Native Americans, or Indians, were the first settlers in North America. But when colonizers from Europe came, they not only took away the Native Americans’ lands and livelihoods but rewrote their narratives. There There is Tommy Orange’s way of reclaiming the narrative of the Native Americans living in the United States today.
“We’ve been defined by everyone else and continue to be slandered despite easy-to-look-up-on-the-internet facts about the realities of our histories and the current state as a people. … We have all the logos and mascots. … Our heads were on the penny first, of course, the Indian cent, and then on the buffalo nickel, both before we could even vote as a people—which, like the truth of what happened in history all over the world, and like all that spilled blood from slaughter, are now out of circulation.”
The book follows a group of people in Oakland, California, as they prepare to go for a powwow. It builds up a picture through a mosaic of characters, each with his or her fears and dreams.
There is Opal Viola Victoria Bear Shield, looking after the three grandsons of her sister, Jacqui Red Feather. Feeling responsible for the suicide of her only daughter, and fearing that she would only damage her grandsons, Jacqui won’t come near them. One of the grandsons, Orwil Red Feather, is trying to make sense of what it means to be an Indian (with a bit of help from Google) and is planning to go to the powwow in full regalia. Calvin Johnson doesn’t really identify as Indian; he just sees himself as someone from Oakland. Dene Oxendene is recording the stories of Native Americans to build an oral history of his people. Edwin Black, who once dreamed of being a writer, is an overweight man who lives with his mother and spends his life in front of computer screens.
It isn’t all bleak but many of the characters deal with addiction, depression and alcoholism, and some of them turn to crime. Like Octavio Gomez, whose father died protecting him from bullets, and Tony Loneman, who is suffers from fetal alcohol syndrome and is planning to rob the powwow.
Orange dedicates chapters to the individual characters. As the book plays out, heading towards the final confrontation, the web of connections between them becomes clearer.
I loved the way Orange writes. Edwin, avoiding contact at a planning meeting for the powwow “gets out his phone as everyone does now when they want to leave without leaving”. Opal “doesn’t step on cracks. She walks carefully because she has always had the sense that there are holes everywhere, cracks you can slip between—the world, after all, is porous. She lives by a superstition she would never admit to. … She lives by it, like breathing.”
This is a powerful, angry book. The title doesn’t refer to the soothing words you say to a child but is from a quote by Gloria Stein about Oakland: “there isn’t a there there”. But Orange interprets it not to mean that the place is worthless but to mean that nothing stays the same—the “there” she grew up doesn’t exist any more. “[F]or Native people in this country, all over the Americas, it’s been developed over, buried ancestral land, glass and concrete and wire and steel, unreturnable covered memory. There is no there there.”
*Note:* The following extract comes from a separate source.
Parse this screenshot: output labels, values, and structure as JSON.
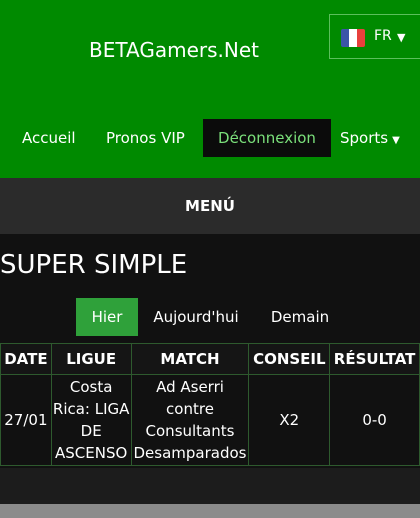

The writing is lyrical and brutal. And using different characters to tell the story means that Tommy Orange gives you a multi-faceted view of what it means to be Native American in the US today. I will end with a final quote that I find apt: “Opal and Jacqui’s mom never let them kill a spider… . Her mom said spiders carry miles of web in their bodies, miles of story, miles of potential home and trap. She said that’s what we are. Home and trap.”